「事業計画書」が歯科開業・資金融資の成否を握る
見通しが甘い歯科開業計画には、金融機関は融資をしぶる
開業を決めたら、まずは場所、施設の確保、スタッフの採用にはどのくらいの費用がかかるか、あるいは、将来、いつ、どれぐらいの費用が必用になるのかなど、綿密に計画をたてることが大切です。融資を受ける際にも、事業の見通しが甘ければ金融機関からの融資は受けられません。金融機関が判断の材料にするのが「事業計画書」です。
多くの歯科医師が利用する政府系金融機関でも融資に成功するのは2割ほどと言われます。融資を無事に受けるためにも、ポイントを抑えた事業計画書を作成したいものです。また、成功ストーリーのシナリオを描いてイメージを具体化することで、失敗を回避させることもできます。事業計画はおおむね、以下の流れで進めます。
【経営方針、医院コンセプトの決定】
「地域に密着した歯科医院にしたい」など、どんな医院にしていきたいのか、方向性を決めます。「患者様とのコミュニケーションを密にしていきたい」というのであれば、カウンセリングルームを設ける必要があるかもしれません。方向性が決まっていれば、後に内装や設備を決める際にも役立ちます。
【設備投資の決定】
開業にあたり必用になるのは、不動産取得にかかわる手数料をはじめ、内装工事費、医療設備、材料、什器備品、収納設備などです。これらは必ずしも、すべて開業時に揃っている必用はありません。開業後、徐々に買い揃えたり、リースを利用しても構いません。また、看板・電柱看板設備、広告宣伝費のほか、名刺、診察券、問診票、封筒、あいさつ状などの印刷物類、内覧会などのイベント費、ホームページの作成・運営費用も必要です。
【資金の確認・検討】
テナントを借り、チェアユニット3台の歯科医院を開業した場合、立地条件にもよりますが3000万~5000万円というのがひとつの目安になるでしょう。
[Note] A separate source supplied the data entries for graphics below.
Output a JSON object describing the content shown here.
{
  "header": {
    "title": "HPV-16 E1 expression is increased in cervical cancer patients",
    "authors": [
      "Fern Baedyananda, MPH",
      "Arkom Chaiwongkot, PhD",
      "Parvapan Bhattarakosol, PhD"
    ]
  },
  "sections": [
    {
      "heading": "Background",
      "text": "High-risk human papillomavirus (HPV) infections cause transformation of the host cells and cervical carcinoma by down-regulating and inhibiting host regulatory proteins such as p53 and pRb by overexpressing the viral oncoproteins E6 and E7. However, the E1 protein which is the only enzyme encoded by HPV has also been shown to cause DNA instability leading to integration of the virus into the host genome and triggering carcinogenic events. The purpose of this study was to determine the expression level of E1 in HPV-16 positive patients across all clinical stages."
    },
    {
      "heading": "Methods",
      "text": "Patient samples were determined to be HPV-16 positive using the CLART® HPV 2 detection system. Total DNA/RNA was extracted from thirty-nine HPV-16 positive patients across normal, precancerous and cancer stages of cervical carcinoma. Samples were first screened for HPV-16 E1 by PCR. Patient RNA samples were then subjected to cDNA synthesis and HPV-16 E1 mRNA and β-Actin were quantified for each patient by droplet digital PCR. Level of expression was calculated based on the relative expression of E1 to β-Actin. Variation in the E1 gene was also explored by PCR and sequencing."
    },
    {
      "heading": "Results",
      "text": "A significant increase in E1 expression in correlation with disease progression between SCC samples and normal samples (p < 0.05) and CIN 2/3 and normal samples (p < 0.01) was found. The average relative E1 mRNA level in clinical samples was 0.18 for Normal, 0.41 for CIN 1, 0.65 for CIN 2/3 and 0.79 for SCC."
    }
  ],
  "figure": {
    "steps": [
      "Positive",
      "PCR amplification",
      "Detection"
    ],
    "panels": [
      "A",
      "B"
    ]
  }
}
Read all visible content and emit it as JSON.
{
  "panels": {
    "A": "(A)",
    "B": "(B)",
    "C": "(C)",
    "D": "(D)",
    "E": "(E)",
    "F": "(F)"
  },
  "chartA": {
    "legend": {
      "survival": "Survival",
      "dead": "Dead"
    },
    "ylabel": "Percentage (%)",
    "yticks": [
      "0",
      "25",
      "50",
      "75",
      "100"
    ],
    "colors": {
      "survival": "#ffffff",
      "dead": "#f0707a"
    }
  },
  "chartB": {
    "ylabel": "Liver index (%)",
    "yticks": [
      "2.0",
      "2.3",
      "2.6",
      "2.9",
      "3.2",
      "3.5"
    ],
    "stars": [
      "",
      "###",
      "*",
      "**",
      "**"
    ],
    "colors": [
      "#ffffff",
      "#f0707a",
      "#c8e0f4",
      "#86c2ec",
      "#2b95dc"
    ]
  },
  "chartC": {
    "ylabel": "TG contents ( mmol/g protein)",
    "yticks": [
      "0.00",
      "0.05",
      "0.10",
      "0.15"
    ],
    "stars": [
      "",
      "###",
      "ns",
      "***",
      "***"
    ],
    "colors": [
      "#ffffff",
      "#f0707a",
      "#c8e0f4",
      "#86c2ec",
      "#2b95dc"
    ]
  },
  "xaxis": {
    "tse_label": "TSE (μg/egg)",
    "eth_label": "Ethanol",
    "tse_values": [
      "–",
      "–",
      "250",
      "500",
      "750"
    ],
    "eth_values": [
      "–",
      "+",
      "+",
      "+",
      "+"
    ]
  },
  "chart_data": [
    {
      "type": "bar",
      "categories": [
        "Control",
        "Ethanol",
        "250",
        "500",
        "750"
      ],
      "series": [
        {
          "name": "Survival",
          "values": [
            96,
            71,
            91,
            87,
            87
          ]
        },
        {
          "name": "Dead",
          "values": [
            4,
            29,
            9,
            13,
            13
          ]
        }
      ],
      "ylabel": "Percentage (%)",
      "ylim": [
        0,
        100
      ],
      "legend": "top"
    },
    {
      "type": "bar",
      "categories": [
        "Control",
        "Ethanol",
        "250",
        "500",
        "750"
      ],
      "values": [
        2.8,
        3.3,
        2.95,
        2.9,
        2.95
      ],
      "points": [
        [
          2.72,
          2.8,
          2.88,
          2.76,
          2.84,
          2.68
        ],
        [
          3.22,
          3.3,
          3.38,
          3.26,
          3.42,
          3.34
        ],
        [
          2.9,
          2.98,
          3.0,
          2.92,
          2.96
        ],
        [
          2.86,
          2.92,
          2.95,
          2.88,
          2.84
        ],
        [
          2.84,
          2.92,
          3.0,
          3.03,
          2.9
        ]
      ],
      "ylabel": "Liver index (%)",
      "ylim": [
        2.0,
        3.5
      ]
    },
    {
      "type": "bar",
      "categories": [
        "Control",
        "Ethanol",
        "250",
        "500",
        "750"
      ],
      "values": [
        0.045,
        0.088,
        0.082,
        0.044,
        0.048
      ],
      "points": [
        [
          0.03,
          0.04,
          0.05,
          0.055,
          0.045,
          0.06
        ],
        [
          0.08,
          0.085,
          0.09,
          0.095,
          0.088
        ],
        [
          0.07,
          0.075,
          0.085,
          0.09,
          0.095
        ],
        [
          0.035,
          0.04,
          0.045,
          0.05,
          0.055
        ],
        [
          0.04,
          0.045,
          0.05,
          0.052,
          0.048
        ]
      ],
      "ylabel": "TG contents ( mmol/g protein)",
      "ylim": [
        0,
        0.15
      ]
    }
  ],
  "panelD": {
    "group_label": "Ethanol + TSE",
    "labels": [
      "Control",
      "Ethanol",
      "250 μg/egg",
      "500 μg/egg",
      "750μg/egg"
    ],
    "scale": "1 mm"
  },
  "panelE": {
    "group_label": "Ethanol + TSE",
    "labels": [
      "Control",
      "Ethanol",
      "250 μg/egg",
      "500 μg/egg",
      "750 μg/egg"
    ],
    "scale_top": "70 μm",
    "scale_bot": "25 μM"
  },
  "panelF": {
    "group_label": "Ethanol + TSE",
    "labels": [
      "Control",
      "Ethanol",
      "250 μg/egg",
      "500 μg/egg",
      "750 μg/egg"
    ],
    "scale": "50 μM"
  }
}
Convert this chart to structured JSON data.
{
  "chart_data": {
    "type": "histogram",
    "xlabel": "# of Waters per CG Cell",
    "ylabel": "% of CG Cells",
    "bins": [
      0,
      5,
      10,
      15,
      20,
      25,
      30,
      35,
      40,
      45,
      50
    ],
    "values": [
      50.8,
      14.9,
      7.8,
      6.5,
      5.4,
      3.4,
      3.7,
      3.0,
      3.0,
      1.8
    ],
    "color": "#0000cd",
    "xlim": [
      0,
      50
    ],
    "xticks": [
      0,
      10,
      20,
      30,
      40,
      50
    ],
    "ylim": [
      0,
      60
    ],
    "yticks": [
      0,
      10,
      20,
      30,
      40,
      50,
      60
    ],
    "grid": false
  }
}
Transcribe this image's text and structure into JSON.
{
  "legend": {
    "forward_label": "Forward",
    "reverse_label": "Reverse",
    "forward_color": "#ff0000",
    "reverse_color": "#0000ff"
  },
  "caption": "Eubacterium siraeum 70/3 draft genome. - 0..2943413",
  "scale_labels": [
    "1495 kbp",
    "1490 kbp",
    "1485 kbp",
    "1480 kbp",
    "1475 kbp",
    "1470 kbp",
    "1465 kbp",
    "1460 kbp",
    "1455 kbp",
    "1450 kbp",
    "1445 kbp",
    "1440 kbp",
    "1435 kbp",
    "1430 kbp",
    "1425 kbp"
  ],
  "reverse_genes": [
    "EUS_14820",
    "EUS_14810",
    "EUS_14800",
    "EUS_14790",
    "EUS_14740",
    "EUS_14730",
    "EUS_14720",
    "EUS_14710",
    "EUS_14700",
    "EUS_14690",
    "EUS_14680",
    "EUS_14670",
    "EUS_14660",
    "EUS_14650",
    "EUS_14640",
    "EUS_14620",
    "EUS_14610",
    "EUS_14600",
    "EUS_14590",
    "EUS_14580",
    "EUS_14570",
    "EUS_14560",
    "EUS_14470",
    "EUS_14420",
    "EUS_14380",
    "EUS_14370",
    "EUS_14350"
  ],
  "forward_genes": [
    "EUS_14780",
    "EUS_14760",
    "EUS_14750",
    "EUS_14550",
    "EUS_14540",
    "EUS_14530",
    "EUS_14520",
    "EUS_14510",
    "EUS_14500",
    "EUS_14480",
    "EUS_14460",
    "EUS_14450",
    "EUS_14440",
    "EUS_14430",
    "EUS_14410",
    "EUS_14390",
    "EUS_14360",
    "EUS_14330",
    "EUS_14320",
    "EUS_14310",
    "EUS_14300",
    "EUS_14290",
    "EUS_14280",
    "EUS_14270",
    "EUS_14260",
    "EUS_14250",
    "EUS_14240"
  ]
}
おしゃれな内観にしたい、グレードの高い医療機器を入れたいなど、要望次第で費用は高くなることもあります。そして、開業後、経営が軌道に乗るまでの準備として、4カ月から6カ月(600万~800万円)ほどの運転資金に加え、歯科医師会の入会費も準備する必要があります。
自己資金はいくら用意できるのか、金融機関の融資はいくら必用になるのか、把握することが大切です。自己資金の額に応じて、金融機関から担保や保証人を求められることもあります。
【決定】
いくつかのシミュレーションをつくり、その中から自らに合ったプランを選択、決定します。